SCARBOROUGH — The Town Council is examining simplifications or changes to the Scarborough Growth Management Ordinance and is interested in getting public input.

On April 7, councilors and members of the public discussed proposed changes to the ordinance, which could potentially change the way growth permits are distributed.

The town allots 135 growth permits per year in accordance with the current ordinance. Council Chair Paul Johnson said that the permits have already been exhausted for 2021.

Established in 2001, the ordinance’s intended purpose was to help manage large single-family housing, which was leading to school overcrowding and expansion as well as sprawling infrastructure, Dan Bacon, former Scarborough planning director and current director of Crossroads Holdings, said during public comments.

The ordinance has not updated with the town’s newer planning policies, he said.

Councilor John Cloutier said he and other councilors began working on a long-term changes to the ordinance.

“We started to draft some language we hoped would narrow the focus and get the ball rolling again in the direction of getting us out of this situation we’re in with no growth permits and real people being impacted, real money at stake for a lot of folks,” Cloutier said.

Simplifying the language is one of the main changes, he said.

“The current language of the GMO is complex, very hard to follow, very hard to understand,” Cloutier said. “Along with simplifying it, we wanted to tie the growth permit and building permit. That, I think, in itself eliminates some of the run on the house we’re seeing now. We wanted to cap the permits with any one related entity.”

The updated ordinance could distribute permits to larger scaled projects differently, he said.

“The issue is we have had a couple of major projects taking all of the growth permits, I think, in the past couple of years, and we saw that there might be other ways to handle how those other largescale projects get their permits,” Cloutier said. “We wanted to create a path forward for them while limiting the general pool of permits.”

A process called fractionalization, where permits are divided, complicates the ordinance, Cloutier said.

“Right now, we do fractionalization, where a one-bedroom unit counts as half a growth permit,” he said. “A two-bedroom counts as two-thirds of a growth permit — not even two-thirds, .66 of the growth permit — It’s complicated. So in order to get the one-to-one, one growth permit equals one dwelling unit, we had to make an adjustment somewhere, and when I looked at the data for this year and next year, it looked like a significant portion of the growth permits were being taken up by one-bedroom units. These are small units that we know don’t have a big impact on town resources or services. So they’re actually money-makers for the town. There’s not a legitimate reason to restrict them, so we incorporated that.”

He said directing more growth towards growth areas in town is efficient and protects rural Scarborough.

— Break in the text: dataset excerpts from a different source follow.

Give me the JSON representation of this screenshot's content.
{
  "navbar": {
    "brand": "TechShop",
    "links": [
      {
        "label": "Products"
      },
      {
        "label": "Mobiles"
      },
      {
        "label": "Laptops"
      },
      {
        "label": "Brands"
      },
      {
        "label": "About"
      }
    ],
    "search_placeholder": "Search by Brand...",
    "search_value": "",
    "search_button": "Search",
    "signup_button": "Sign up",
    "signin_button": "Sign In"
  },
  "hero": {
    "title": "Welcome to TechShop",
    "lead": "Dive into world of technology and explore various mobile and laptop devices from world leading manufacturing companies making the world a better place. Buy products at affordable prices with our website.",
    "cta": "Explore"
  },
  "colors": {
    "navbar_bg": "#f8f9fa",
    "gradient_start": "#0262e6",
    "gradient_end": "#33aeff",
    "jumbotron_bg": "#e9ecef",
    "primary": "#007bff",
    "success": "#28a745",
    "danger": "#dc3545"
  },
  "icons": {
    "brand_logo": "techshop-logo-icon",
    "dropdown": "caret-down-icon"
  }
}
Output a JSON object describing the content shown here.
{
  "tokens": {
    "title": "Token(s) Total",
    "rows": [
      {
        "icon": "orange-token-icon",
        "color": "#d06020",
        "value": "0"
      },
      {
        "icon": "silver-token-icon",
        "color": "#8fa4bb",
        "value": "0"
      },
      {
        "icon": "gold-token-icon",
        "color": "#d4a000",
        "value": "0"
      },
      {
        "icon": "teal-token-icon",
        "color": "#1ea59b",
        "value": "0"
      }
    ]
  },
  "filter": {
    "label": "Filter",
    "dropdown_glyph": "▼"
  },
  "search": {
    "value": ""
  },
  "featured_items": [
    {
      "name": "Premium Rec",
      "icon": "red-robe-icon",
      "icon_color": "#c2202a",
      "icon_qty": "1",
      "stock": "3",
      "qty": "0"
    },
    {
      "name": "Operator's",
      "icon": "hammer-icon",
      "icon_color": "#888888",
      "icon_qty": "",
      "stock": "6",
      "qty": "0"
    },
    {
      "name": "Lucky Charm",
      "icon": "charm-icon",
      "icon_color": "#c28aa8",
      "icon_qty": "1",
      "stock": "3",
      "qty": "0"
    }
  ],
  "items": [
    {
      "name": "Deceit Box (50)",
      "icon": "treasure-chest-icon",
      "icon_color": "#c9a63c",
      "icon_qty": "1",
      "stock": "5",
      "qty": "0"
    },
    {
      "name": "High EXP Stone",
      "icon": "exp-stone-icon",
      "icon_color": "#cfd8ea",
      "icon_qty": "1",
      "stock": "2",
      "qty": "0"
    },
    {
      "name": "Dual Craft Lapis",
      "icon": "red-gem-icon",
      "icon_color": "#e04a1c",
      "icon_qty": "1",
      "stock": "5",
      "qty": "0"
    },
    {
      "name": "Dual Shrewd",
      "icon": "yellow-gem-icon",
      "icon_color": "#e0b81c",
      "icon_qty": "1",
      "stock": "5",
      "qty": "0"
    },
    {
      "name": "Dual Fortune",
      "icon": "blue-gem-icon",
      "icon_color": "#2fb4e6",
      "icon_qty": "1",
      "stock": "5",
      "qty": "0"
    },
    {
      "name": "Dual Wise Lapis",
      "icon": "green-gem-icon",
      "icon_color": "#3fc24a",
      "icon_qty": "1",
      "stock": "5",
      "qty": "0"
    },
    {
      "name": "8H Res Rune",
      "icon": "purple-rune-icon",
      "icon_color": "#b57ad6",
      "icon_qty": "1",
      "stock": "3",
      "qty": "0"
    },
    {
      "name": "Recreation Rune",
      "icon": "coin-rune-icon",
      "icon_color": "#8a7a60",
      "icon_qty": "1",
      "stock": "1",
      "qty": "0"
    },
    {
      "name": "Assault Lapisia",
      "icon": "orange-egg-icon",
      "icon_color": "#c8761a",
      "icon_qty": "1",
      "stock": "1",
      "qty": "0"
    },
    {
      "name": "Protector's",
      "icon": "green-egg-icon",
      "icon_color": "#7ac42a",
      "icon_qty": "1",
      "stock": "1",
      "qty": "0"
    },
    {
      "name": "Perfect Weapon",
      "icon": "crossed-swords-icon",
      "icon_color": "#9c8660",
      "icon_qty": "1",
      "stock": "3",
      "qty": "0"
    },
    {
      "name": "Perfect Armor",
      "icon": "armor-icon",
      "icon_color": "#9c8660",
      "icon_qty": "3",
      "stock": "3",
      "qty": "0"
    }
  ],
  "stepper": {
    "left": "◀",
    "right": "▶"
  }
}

“I don’t think we’re under the impression that (the draft) is perfect,” Cloutier said. “We want to use the process to get to the best result we can, and that means give us some feedback. Let us know how we might be able to make it better. We’re going to have a public hearing on this.”

The ordinance serves to manage the pace of growth, Councilor Ken Johnson said.

When looking at the pace of growth for Scarborough, Councilor Jonathan Anderson said during council discussion that he would be interested in seeing if the town could change the number of growth permits allocated each year.

“I would rather us kind of really figure out, based on the plans for The Downs, based on the projects in the pipeline, based on what the community’s comfortable with, what’s that right pace?” he said. “When you look at the last four years, I think we’ve been averaging closer to 200 plus growth permits, and I think from what I’ve understood from the community, that’s too high. So the 135 is too low. The 200 plus is too high. Is there something in between that we can really look at to set an appropriate growth target that really reflects the need for the next three years?”

Councilor Jean-Marie Caterina said she has concerns about the town treating certain housing types differently from others.

Councilor Don Hamill would rather have the council focus on a few issues of the ordinance rather than trying to fix all of the concerns at once, he said.

During public comments, Alyssa Tibbetts, with law firm Jensen Baird on behalf of The Downs, said she cautions the council on approaching the ordinance with a reactive goal, attempting to slow or stop growth.

“The growth management ordinance shouldn’t be used as a means to prevent development that is otherwise permitted in your own land use ordinance and it shouldn’t ignore or effectively prevent those projects from being completed as approved,” she said. “It should consider how it could continue to support what you have already reviewed and approved.”

Councilors said they welcome  public feedback.